Les princesses et le rock

"Il faut que j'emmène, elle va adorer! Elle aime les princesses et le rock'n roll!"
A.

Avant les rencontres littéraire, la rencontre musicale, et photographique par la même occasion.
Il s'agit du Duo Dithyrambe au doux slogan "Baroque is not dead". Invité à l'occasion des manifestations autour du Livre Sur La Place.

Le principe est simple : reprendre des classiques du rock ou des grands standards en version lyrique accompagné d'un simple ukulélé.

Quelques mimiques et une sacrée dose d'humour.

Et se rendre compte avec A. que pour être 'grotesque' et 'décalé', il faut tout maitriser. Une technique vocale impeccable, des arrangements millimétrés.

Plusieurs représentations dans la journée. J'en ai vu deux. Une fois pour faire des photos et la deuxième pour le plaisir d'écouter "Eye Of The Tiger" ainsi chanté.

Le spectacle de rue est généralement quelque chose d'assez ingrat. Les gens s'arrêtent parfois puis finisse par reprendre leur route. Mais là, je vous assure, que tous, une fois arrêtés, restaient jusqu'au bout.

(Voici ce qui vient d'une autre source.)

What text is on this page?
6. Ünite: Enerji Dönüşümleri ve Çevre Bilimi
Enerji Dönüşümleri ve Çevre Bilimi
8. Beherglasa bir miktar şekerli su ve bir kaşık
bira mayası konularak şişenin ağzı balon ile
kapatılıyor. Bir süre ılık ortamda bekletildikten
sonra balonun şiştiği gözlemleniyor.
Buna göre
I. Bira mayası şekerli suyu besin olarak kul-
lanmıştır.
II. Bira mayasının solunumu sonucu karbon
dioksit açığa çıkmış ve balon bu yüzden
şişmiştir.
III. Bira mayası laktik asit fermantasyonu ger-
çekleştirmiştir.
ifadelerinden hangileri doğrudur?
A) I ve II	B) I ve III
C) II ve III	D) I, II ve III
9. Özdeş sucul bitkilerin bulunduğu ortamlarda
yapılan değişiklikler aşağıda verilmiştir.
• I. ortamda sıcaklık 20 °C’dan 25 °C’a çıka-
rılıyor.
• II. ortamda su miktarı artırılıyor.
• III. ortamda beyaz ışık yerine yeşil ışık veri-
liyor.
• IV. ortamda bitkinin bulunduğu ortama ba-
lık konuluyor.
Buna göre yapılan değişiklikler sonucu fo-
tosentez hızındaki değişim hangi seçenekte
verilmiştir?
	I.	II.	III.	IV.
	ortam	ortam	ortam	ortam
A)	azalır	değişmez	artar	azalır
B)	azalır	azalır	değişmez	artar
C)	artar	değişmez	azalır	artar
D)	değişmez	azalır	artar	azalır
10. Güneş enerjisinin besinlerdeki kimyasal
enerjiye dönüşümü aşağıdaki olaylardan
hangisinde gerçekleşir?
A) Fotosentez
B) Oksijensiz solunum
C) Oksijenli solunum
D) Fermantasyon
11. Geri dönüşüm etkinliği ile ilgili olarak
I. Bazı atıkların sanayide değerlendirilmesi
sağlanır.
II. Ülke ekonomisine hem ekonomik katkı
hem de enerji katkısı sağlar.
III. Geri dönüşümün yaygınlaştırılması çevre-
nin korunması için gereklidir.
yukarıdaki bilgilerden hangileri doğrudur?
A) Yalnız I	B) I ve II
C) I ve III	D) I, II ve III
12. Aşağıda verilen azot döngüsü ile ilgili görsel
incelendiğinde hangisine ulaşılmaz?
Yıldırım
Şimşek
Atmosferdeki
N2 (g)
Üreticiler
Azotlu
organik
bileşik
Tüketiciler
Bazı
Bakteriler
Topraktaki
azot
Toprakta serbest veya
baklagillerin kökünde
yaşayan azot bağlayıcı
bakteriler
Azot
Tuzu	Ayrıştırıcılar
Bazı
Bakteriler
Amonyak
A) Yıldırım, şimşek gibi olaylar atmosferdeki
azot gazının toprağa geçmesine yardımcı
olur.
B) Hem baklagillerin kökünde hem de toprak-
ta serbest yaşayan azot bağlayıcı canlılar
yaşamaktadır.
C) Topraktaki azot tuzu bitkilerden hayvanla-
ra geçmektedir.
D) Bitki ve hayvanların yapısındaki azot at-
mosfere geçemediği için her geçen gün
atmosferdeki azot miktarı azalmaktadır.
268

Une petite vidéo, pour vous donner un aperçu, prise apparement à Nancy justement. Si vous entendez des rires étouffés venant de la droite, je connais les coupables hein.
Je vous conseille d'aller directement à 2mn40.




[Edit : je viens de découvrir que ce cher Arno Paul a maintenant un blog et qu'il y parle aujourd'hui de la même chose d'ailleurs... Un petit tour s'impose à vous je pense)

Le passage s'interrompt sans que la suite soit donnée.